Guiding Jack toward more appropriate stimming has been slow, but we're making progress. Perhaps if we'd used ABA training, he would have made progress faster. But is faster better with benign stims? I simply don't know.

What stims do you see in your child/patients/students and how do you deal with them?

5 comments:

Carrie Wehmeyer said...

I think you are on the right track. How many adults have you seen in classes or meetings engaging in some repetitive behavior in order to achieve praxis. I believe even gum chewing fits into this category. We let our kids enjoy their stims unless they are physically harmful or just too darn annoying. Spencer loves to groom stuffies and Penny likes to sing. Those are fine. We do not let Spencer indulge in peeling paint and eating it, nor do we allow Penny to bark like my parents' dog.

tinamarie said...

Tony is 13 and he still stims at times. At school he plays with and eraser or even his fingers. He can do this for a long time to. Trying to get him to stop and draw his sttention elsewhere is very difficult when he is stimming and ususally makes him go into a meltdown.
At home he will go in his room and play with a hotwheel car. He has had an attachment to hotwheel since he was very small. The other day I went into his room to ask him something and he had them all lined up again in a perfect chain and he would take 1 car out and then 'parkp it and take another one out. He has always done this with them. He does have a hotwheel on him whereever he goes in his pocket.
Whenhe is nervous or bothered he will pull it out and play with it no matter where we are.

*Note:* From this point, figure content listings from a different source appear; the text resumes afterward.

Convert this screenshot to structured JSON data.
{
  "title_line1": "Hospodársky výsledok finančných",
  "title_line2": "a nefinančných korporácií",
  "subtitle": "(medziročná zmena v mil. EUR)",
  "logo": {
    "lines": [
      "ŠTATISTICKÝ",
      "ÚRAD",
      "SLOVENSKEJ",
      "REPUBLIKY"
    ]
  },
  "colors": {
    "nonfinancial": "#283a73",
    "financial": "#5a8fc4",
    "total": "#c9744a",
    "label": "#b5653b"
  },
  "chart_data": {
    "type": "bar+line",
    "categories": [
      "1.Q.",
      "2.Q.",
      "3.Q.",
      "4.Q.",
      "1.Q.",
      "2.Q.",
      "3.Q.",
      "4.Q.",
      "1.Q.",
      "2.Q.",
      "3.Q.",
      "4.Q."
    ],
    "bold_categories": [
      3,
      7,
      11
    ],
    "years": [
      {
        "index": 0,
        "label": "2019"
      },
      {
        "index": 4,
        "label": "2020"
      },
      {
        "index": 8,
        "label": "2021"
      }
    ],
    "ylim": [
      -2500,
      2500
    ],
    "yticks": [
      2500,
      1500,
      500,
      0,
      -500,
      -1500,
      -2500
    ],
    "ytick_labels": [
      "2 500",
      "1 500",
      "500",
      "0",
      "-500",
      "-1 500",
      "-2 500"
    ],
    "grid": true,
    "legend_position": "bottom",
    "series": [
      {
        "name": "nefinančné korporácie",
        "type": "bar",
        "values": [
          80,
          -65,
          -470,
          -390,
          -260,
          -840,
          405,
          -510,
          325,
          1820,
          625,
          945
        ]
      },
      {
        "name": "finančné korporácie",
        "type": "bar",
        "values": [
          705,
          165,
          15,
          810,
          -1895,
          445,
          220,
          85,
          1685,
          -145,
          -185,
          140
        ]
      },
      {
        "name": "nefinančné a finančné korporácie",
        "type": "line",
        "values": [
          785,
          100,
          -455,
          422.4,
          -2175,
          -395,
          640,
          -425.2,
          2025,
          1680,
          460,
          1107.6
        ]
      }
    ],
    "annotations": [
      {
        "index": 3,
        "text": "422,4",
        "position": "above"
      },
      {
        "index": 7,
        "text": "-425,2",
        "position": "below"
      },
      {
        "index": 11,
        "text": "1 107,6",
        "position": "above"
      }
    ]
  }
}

Sharon (Stitches on Mars) said...

We were at a shopping centre one day and i was letting Liam run up and down the aisles (repeatedly). I remember saying to his older (by 19 years)brother Simon that I wouldn't have let him do that, but Liam needs to whereas you didn't. I think letting a this stim occur in a safe environment was important to Liam at the time....preventing him would have stressed him out and as long as i picked a safe place and kept an eye on it what harm was it causing. Liam still needs to run occasionally, but not as much. Occasionally he twirls or repeats certain "words". He also calms down a lot if he can have a little something to hold on (sometimes he keeps it in his pocket).
If things get too much for him he shuts down (sometimes sleeps)...at kinder its in the home corner for example. After which he is fine again.
Throwing things we've obviously had to stop, but there are still times when we allow it and he knows when we will let him (usually at home) and he also knows to throw down and not at someone. Also we restrict (as best we can what items he is allowed to throw...so even this is improving) and we have few problems. To stop him completely could be detrimental.
We all do some of these types of things...I fiddle with things and doodle...just because I don't have autism doesn't make it any better. Once I doodled on Mum's doona (she wasn't happy), but no-one thought it abnormal.
I think we just have to follow our instincts.
Hugs,
Sharon

Canadian Kristin said...

Our son (PDD-NOS, anxiety, OCD) does some hand flapping "I'm FLYYYinnggg" when he's getting excited, but his usual stim is thumbsucking. This is a lovely quiet stim and preferable as far is some of the other stims that have come and gone with him. His other usual stim is to stare at his Lego magazine or Thomas catalogue (hooray for freebies!) until he feels regulated. I don't mind the stims so long as they aren't self-harming. I'm a nail biter and a leg shaker... he who is blameless of stimming, cast the first stone. Though I do worry about transitioning him away from thumbsucking as he is soon 5 and eventually 15.

FibreJunky said...

My husband does something with his hand and fingers that would probably be considered a stim - but it had never occurred to me to think of it in that manner before. Both of our sons have Asperger's Syndrome, but neither were diagnosed early. I wish they both had been.